Basic Science and Pathogenesis.

Background: Some individuals can tolerate the presence of Alzheimer disease neuropathologic changes (ADNC) (e.g., plaques and tangles) without developing dementia. A better understanding of the mechanisms underlying this brain resilience to ADNC may inform the development of novel disease biomarkers and therapies. We investigated the differences in brain changes and gene expression profiles associated with opposite cognitive outcomes (dementia vs. no dementia) in the presence of ADNC.

Methods: We studied postmortem brain samples from 103 participants in the Religious Orders Study (ROS) and Rush Memory and Aging Project (MAP). They all had undergone longitudinal antemortem cognitive assessments. At autopsy, 51 fulfilled neuropathologic criteria for high likelihood of AD (25 demented and 26 cognitively normal 'resilient'), and 52 fulfilled criteria for low likelihood of AD (26 demented 'frail' and 26 cognitively normal 'controls'). Cases were matched for age, gender, level of education, and co-pathologies (vascular lesions, Lewy bodies, and TDP-43 aggregates). Detailed quantitative neuropathological and biochemical assessments and bulk RNA-seq-based transcriptomic analyses were conducted in superior temporal and dorsolateral prefrontal cortices.
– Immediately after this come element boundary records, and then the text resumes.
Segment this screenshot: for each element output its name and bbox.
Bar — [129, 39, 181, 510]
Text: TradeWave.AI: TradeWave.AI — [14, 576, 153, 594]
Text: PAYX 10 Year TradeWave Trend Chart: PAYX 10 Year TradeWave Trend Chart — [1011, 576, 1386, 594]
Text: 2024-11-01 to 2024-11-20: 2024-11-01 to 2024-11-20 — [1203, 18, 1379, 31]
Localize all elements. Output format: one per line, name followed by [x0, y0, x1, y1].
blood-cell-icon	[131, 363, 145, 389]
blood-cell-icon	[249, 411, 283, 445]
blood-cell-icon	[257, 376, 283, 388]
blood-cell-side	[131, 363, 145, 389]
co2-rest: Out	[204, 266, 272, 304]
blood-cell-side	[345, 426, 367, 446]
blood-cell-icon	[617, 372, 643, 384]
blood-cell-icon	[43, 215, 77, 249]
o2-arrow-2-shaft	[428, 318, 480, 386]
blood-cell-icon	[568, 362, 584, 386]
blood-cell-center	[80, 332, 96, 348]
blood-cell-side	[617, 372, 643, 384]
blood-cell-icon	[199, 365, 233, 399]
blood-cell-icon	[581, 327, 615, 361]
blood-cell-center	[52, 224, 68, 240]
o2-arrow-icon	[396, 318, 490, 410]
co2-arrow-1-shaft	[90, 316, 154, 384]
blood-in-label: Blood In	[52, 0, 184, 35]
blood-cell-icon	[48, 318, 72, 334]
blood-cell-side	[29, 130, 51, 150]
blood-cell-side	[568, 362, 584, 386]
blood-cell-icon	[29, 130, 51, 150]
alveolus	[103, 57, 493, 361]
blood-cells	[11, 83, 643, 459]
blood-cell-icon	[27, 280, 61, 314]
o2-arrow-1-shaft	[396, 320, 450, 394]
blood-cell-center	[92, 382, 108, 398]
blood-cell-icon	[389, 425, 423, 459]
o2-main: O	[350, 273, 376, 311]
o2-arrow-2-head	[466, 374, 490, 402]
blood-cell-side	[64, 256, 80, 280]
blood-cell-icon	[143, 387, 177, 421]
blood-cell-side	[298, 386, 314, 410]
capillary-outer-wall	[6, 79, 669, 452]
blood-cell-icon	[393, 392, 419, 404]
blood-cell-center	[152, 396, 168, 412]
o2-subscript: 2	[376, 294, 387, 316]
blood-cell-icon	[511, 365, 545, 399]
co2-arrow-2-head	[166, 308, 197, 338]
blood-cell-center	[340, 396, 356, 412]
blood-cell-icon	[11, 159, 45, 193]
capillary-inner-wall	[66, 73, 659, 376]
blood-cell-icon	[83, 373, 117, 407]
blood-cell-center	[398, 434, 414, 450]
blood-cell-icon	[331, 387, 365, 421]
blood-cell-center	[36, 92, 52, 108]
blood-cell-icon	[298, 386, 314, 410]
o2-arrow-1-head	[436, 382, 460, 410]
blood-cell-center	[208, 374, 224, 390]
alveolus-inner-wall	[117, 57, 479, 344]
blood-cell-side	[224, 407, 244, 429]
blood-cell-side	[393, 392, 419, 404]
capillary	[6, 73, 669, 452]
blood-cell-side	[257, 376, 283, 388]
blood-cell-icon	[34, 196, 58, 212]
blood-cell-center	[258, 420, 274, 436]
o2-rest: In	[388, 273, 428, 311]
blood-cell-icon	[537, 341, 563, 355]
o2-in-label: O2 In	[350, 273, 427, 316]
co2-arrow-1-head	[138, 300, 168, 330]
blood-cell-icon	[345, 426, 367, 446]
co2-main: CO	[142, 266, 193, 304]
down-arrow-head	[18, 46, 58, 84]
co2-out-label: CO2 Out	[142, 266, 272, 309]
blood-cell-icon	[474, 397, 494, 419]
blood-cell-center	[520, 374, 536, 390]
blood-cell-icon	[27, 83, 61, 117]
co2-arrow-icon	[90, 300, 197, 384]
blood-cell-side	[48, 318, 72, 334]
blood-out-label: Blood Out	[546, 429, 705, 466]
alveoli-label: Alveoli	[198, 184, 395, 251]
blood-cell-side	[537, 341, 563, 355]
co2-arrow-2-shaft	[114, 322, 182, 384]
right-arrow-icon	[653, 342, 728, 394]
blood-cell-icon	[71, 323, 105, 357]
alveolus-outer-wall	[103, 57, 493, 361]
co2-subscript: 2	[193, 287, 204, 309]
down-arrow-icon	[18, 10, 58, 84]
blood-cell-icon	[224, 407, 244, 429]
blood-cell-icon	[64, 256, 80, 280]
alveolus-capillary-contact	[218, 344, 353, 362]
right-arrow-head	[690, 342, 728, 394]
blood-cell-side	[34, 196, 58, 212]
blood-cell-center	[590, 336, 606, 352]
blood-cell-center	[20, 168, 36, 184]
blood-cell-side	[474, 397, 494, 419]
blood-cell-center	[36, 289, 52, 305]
Results: Demented AD had a similar number of tau tangles compared to resilient but a significantly higher tau neuropil thread burden and soluble hyperphosphorylated tau oligomer levels in synapse-enriched fractions. The burden of CD68+ microglia was significantly higher in demented AD and frail but not in resilient compared with control brains. Demented AD and frail had a higher loss of synapses than resilient compared with control brains. These differential brain changes paralleled a significant reduction in resilient compared to demented AD in the expression of genes associated with apoptotic, neuroinflammation/response to cytokines, and protein phosphorylation processes. Levels of soluble hyperphosphorylated tau oligomers in synapses and CD68+ microglia burden emerged as the strongest correlates with synaptic densities and antemortem measures of cognition.

Conclusions: These findings suggest that enhanced tau pathology in neurites and synapses may instigate glial inflammatory responses and synapse elimination, determining the cognitive fate of individuals who harbor ADNC.